Imagine that you have a friend who is having some real-life problems with work or relationships. Try to help him using empirical data ... ... ...
2. There is no doubt that differentiation of the human psyche exists, and that this differentiation affects relationships. Socionics is the best theory so far about the nature of this differentiation. Even if socionics can not be proven empirically at the moment, something
like socionics undoubtedly exists. This is obvious to me, even from an evolutionary standpoint.
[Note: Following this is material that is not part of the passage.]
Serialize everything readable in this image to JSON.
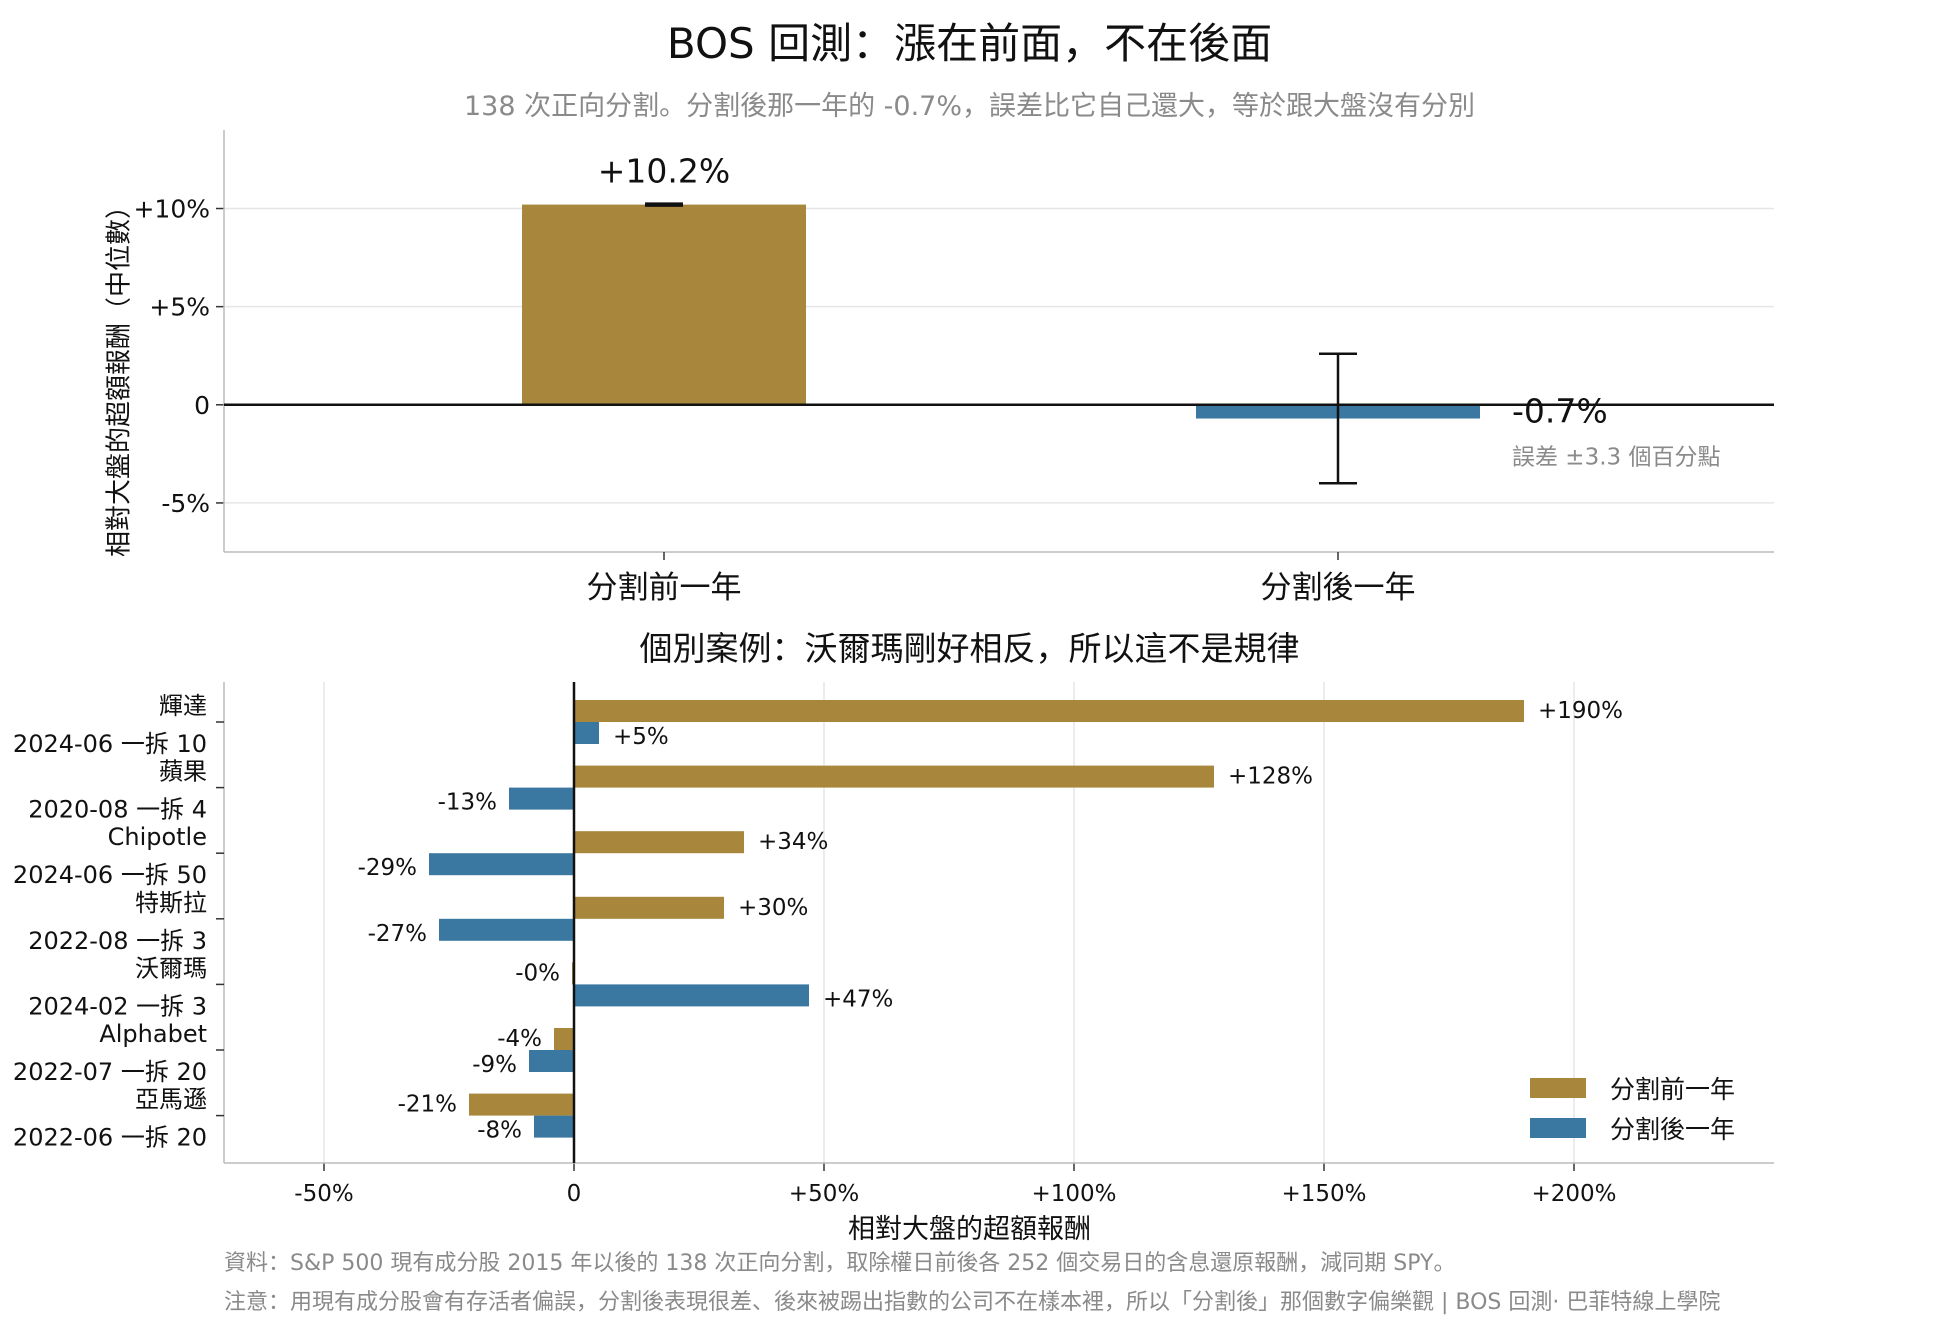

3. Empirical science lags far behind what is obvious to people themselves -- that people are different. In the entire field of culture and social phenomena, circulation of ideas, values, etc., empirical science has made only the most minimal progress, due to the hard-to-measure nature of the subject. And yet life goes on, things happen, relationships form and break up, and people base their decisions and perception on anything
but empirical scientific data.
4. Different cultures have different attitudes towards science. Here in Russia/Ukraine, scientific thinking is less tied to empiricism. The result is that there have been a lot of very creative, ingenious discoveries. By comparison, American science seems plodding and heavy-weight, as if researchers go out of their way not to make any hypotheses. They just keep on gathering and gathering data... So I see a bit of perceptual lopsidedness in the "deduction only" approach.
5. Subjective personal experience that seems to confirm socionics.